Warum sich ein Lehrabschluss über den zweiten Bildungsweg lohnt

Warum sich ein Lehrabschluss über den zweiten Bildungsweg lohnt
Dass es nie zu spät ist, einen Lehrabschluss nachzuholen, beweist die 28-jährige Kassiererin Cansa Görgülü. Auch wenn sie nach der Arbeit pauken muss - der Abschluss über den zweiten Bildungsweg hat Vorteile.

Pflichtschulabschluss, dann eine Lehre mit 15 Jahren. Das ist der klassische Weg. Cansa Görgülü ging einen anderen. Sie begann, im Handel zu arbeiten, heiratete und bekam Kinder. „Seit zehn Jahren arbeite ich nun bei Interspar als Kassiererin. Ich dachte immer, für eine Lehre ist es für mich zu spät“, erzählt sie.

Seit Ende September denkt sie anders. Görgülu ist eine von 16 Teilnehmenden des neuen Ausbildungsprogramms des Lebensmittelhändlers Interspar, bei dem die Mitarbeiter in nur sieben bis zehn Monaten einen Lehrabschluss im Einzelhandel nachholen können.

Kurse werden an Dienstzeiten angepasst

Das Ausbildungsangebot würde sich vor allem an Mitarbeiter ohne formalen Lehrabschluss richten, sowie an Menschen, deren Berufsabschluss in Österreich nicht anerkannt wird, heißt es vom Konzern.

Organisiert wird die Ausbildung in verschiedenen Modulen, ein Vorbereitungskurs bereitet Görgülü und ihre Kollegen auf die Abschlussprüfung vor, dafür fährt sie für ein paar Tage im Monat in das bfi Salzburg. „Die Kurse werden monatlich an meine Dienstzeiten angepasst.“

Basis für das Weiterbildungsprogramm ist das Ausbildungsprojekt „Du kannst was!“, einer Initiative der Arbeiterkammer, der Länder und der Wirtschaftskammer, die erwachsenen Arbeitnehmern zu einem formalen Bildungsabschluss verhelfen soll.

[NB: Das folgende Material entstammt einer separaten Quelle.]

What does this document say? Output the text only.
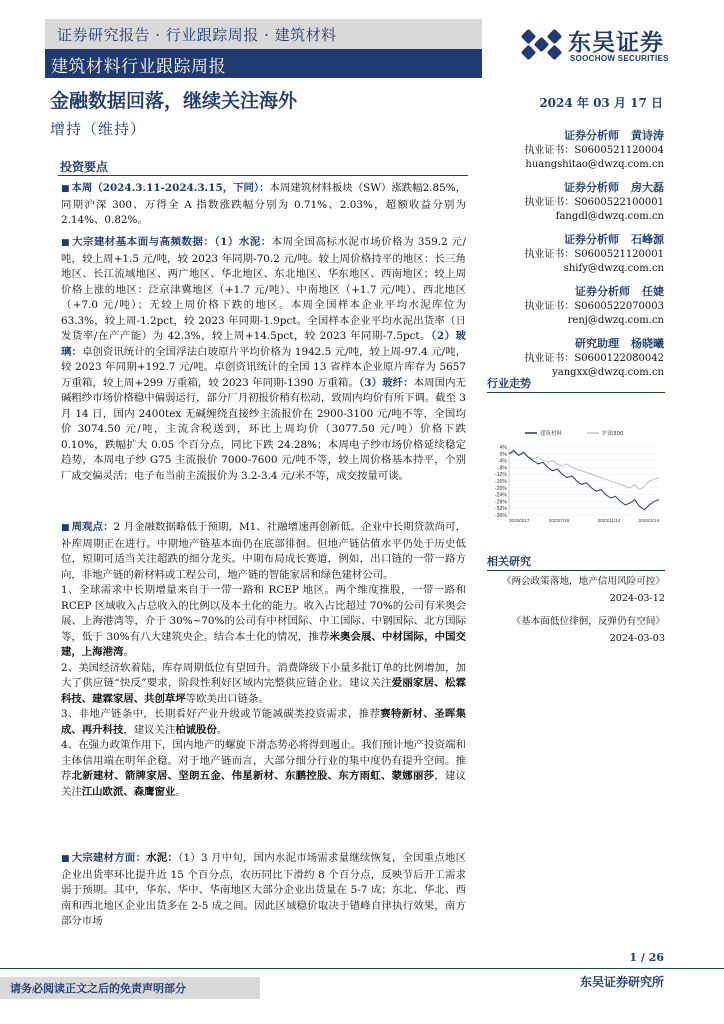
证券研究报告 · 行业跟踪周报 · 建筑材料
建筑材料行业跟踪周报
金融数据回落，继续关注海外
增持（维持）
2024 年 03 月 17 日
东吴证券
SOOCHOW SECURITIES
投资要点
■ 本周（2024.3.11-2024.3.15，下同）：本周建筑材料板块（SW）涨跌幅2.85%，同期沪深 300、万得全 A 指数涨跌幅分别为 0.71%、2.03%，超额收益分别为 2.14%、0.82%。
■ 大宗建材基本面与高频数据：（1）水泥：本周全国高标水泥市场价格为 359.2 元/吨，较上周+1.5 元/吨，较 2023 年同期-70.2 元/吨。较上周价格持平的地区：长三角地区、长江流域地区、两广地区、华北地区、东北地区、华东地区、西南地区；较上周价格上涨的地区：泛京津冀地区（+1.7 元/吨）、中南地区（+1.7 元/吨）、西北地区（+7.0 元/吨）；无较上周价格下跌的地区。本周全国样本企业平均水泥库位为 63.3%，较上周-1.2pct，较 2023 年同期-1.9pct。全国样本企业平均水泥出货率（日发货率/在产产能）为 42.3%，较上周+14.5pct，较 2023 年同期-7.5pct。（2）玻璃：卓创资讯统计的全国浮法白玻原片平均价格为 1942.5 元/吨，较上周-97.4 元/吨，较 2023 年同期+192.7 元/吨。卓创资讯统计的全国 13 省样本企业原片库存为 5657 万重箱，较上周+299 万重箱，较 2023 年同期-1390 万重箱。（3）玻纤：本周国内无碱粗纱市场价格稳中偏弱运行，部分厂月初报价稍有松动，致周内均价有所下调。截至 3 月 14 日，国内 2400tex 无碱缠绕直接纱主流报价在 2900-3100 元/吨不等，全国均价 3074.50 元/吨，主流含税送到，环比上周均价（3077.50 元/吨）价格下跌 0.10%，跌幅扩大 0.05 个百分点，同比下跌 24.28%；本周电子纱市场价格延续稳定趋势，本周电子纱 G75 主流报价 7000-7600 元/吨不等，较上周价格基本持平，个别厂成交偏灵活；电子布当前主流报价为 3.2-3.4 元/米不等，成交按量可谈。
■ 周观点：2 月金融数据略低于预期，M1、社融增速再创新低。企业中长期贷款尚可，补库周期正在进行。中期地产链基本面仍在底部徘徊。但地产链估值水平仍处于历史低位，短期可适当关注超跌的细分龙头。中期布局成长赛道，例如，出口链的一带一路方向，非地产链的新材料或工程公司，地产链的智能家居和绿色建材公司。
1、全球需求中长期增量来自于一带一路和 RCEP 地区。两个维度推股，一带一路和 RCEP 区域收入占总收入的比例以及本土化的能力。收入占比超过 70%的公司有米奥会展、上海港湾等，介于 30%~70%的公司有中材国际、中工国际、中钢国际、北方国际等，低于 30%有八大建筑央企。结合本土化的情况，推荐米奥会展、中材国际，中国交建，上海港湾。
2、美国经济软着陆，库存周期低位有望回升。消费降级下小量多批订单的比例增加，加大了供应链“快反”要求，阶段性利好区域内完整供应链企业。建议关注爱丽家居、松霖科技、建霖家居、共创草坪等欧美出口链条。
3、非地产链条中，长期看好产业升级或节能减碳类投资需求，推荐赛特新材、圣晖集成、再升科技，建议关注柏诚股份。
4、在强力政策作用下，国内地产的螺旋下滑态势必将得到遏止。我们预计地产投资端和主体信用端在明年企稳。对于地产链而言，大部分细分行业的集中度仍有提升空间。推荐北新建材、箭牌家居、坚朗五金、伟星新材、东鹏控股、东方雨虹、蒙娜丽莎，建议关注江山欧派、森鹰窗业。
■ 大宗建材方面：水泥：（1）3 月中旬，国内水泥市场需求量继续恢复，全国重点地区企业出货率环比提升近 15 个百分点，农历同比下滑约 8 个百分点，反映节后开工需求弱于预期。其中，华东、华中、华南地区大部分企业出货量在 5-7 成；东北、华北、西南和西北地区企业出货多在 2-5 成之间。因此区域稳价取决于错峰自律执行效果，南方部分市场
证券分析师 黄诗涛
执业证书：S0600521120004
huangshitao@dwzq.com.cn
证券分析师 房大磊
执业证书：S0600522100001
fangdl@dwzq.com.cn
证券分析师 石峰源
执业证书：S0600521120001
shify@dwzq.com.cn
证券分析师 任婕
执业证书：S0600522070003
renj@dwzq.com.cn
研究助理 杨晓曦
执业证书：S0600122080042
yangxx@dwzq.com.cn
行业走势
4%
0%
-4%
-8%
-12%
-16%
-20%
-24%
-28%
-32%
-36%
2023/3/17	2023/7/16	2023/11/14	2024/3/14
建筑材料	沪深300
相关研究
《两会政策落地，地产信用风险可控》
2024-03-12
《基本面低位徘徊，反弹仍有空间》
2024-03-03
1 / 26
东吴证券研究所
请务必阅读正文之后的免责声明部分
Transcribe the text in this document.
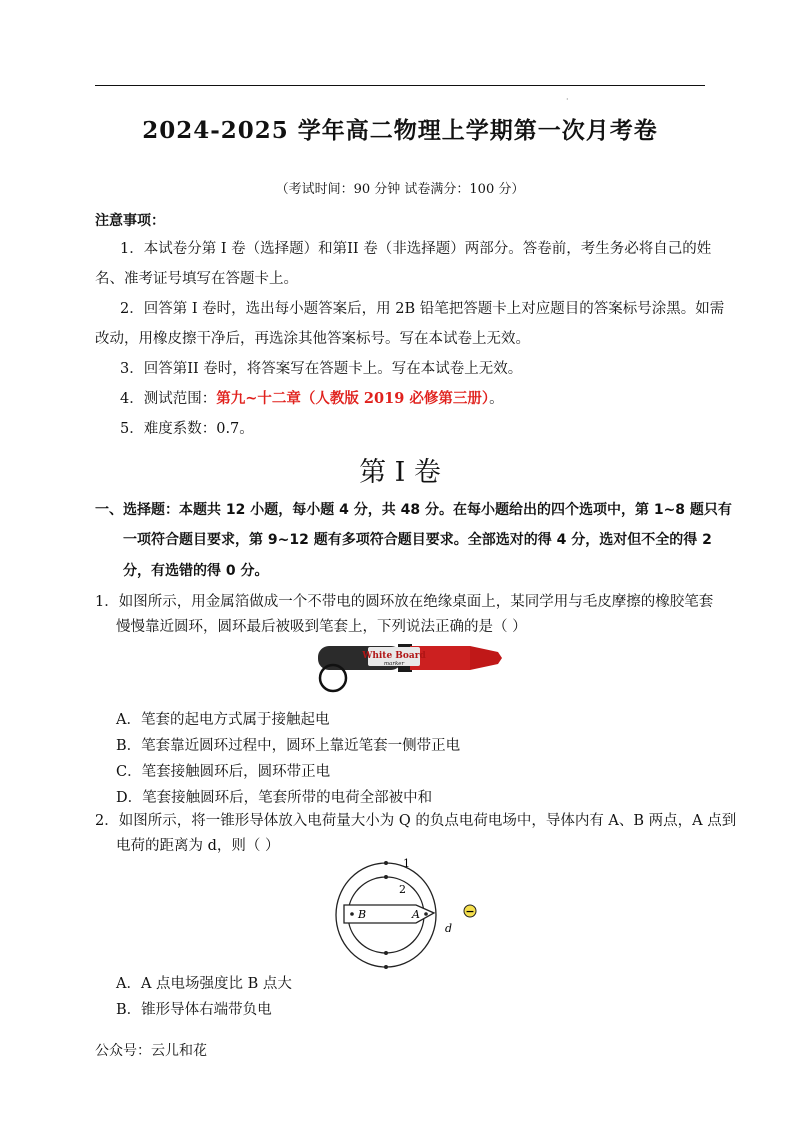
·
2024-2025 学年高二物理上学期第一次月考卷
（考试时间：90 分钟 试卷满分：100 分）
注意事项：
1．本试卷分第 I 卷（选择题）和第II 卷（非选择题）两部分。答卷前，考生务必将自己的姓
名、准考证号填写在答题卡上。
2．回答第 I 卷时，选出每小题答案后，用 2B 铅笔把答题卡上对应题目的答案标号涂黑。如需
改动，用橡皮擦干净后，再选涂其他答案标号。写在本试卷上无效。
3．回答第II 卷时，将答案写在答题卡上。写在本试卷上无效。
4．测试范围：第九~十二章（人教版 2019 必修第三册）。
5．难度系数：0.7。
第 I 卷
一、选择题：本题共 12 小题，每小题 4 分，共 48 分。在每小题给出的四个选项中，第 1~8 题只有
一项符合题目要求，第 9~12 题有多项符合题目要求。全部选对的得 4 分，选对但不全的得 2
分，有选错的得 0 分。
1．如图所示，用金属箔做成一个不带电的圆环放在绝缘桌面上，某同学用与毛皮摩擦的橡胶笔套
慢慢靠近圆环，圆环最后被吸到笔套上，下列说法正确的是（ ）
White Board
marker
A．笔套的起电方式属于接触起电
B．笔套靠近圆环过程中，圆环上靠近笔套一侧带正电
C．笔套接触圆环后，圆环带正电
D．笔套接触圆环后，笔套所带的电荷全部被中和
2．如图所示，将一锥形导体放入电荷量大小为 Q 的负点电荷电场中，导体内有 A、B 两点，A 点到
电荷的距离为 d，则（ ）
1
2
B	A
d
−
A．A 点电场强度比 B 点大
B．锥形导体右端带负电
公众号：云儿和花
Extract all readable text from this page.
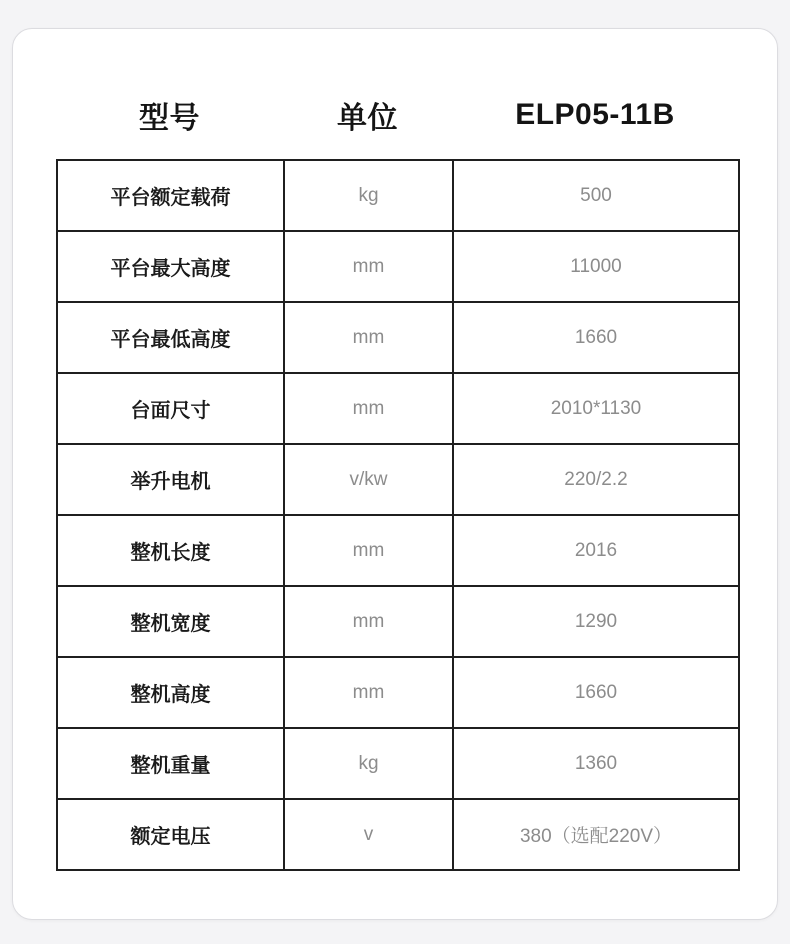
型号	单位	ELP05-11B
平台额定载荷	kg	500
平台最大高度	mm	11000
平台最低高度	mm	1660
台面尺寸	mm	2010*1130
举升电机	v/kw	220/2.2
整机长度	mm	2016
整机宽度	mm	1290
整机高度	mm	1660
整机重量	kg	1360
额定电压	v	380（选配220V）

Warum sich ein Lehrabschluss über den zweiten Bildungsweg lohnt

Cansa Görgülü hat zehn Jahre Berufserfahrung bei Interspar und holt
aktuell ihren Lehrabschluss nach 

In diese Form der Personalentwicklung zu investieren sei eine Win-win-Situation, sagt Michael Sturm, Geschäftsführer des bfi Österreich.

„Bekommen Mitarbeiter die Möglichkeit, sich intern weiterzubilden, bleiben sie. Arbeitgeber wiederum mildern den Fachkräftemangel, indem sie bestehende Mitarbeiter weiterqualifizieren.“

"Zweiter Bildungsweg gewinnt an Bedeutung"

Görgülü ist bei weitem nicht die Einzige, die im Erwachsenenalter einen Lehrabschluss nachholt. Helmut Dornmayr vom Institut für Bildungsforschung (ibw) beobachtet seit Jahren einen deutlichen Anstieg im Bereich der Nachqualifizierung.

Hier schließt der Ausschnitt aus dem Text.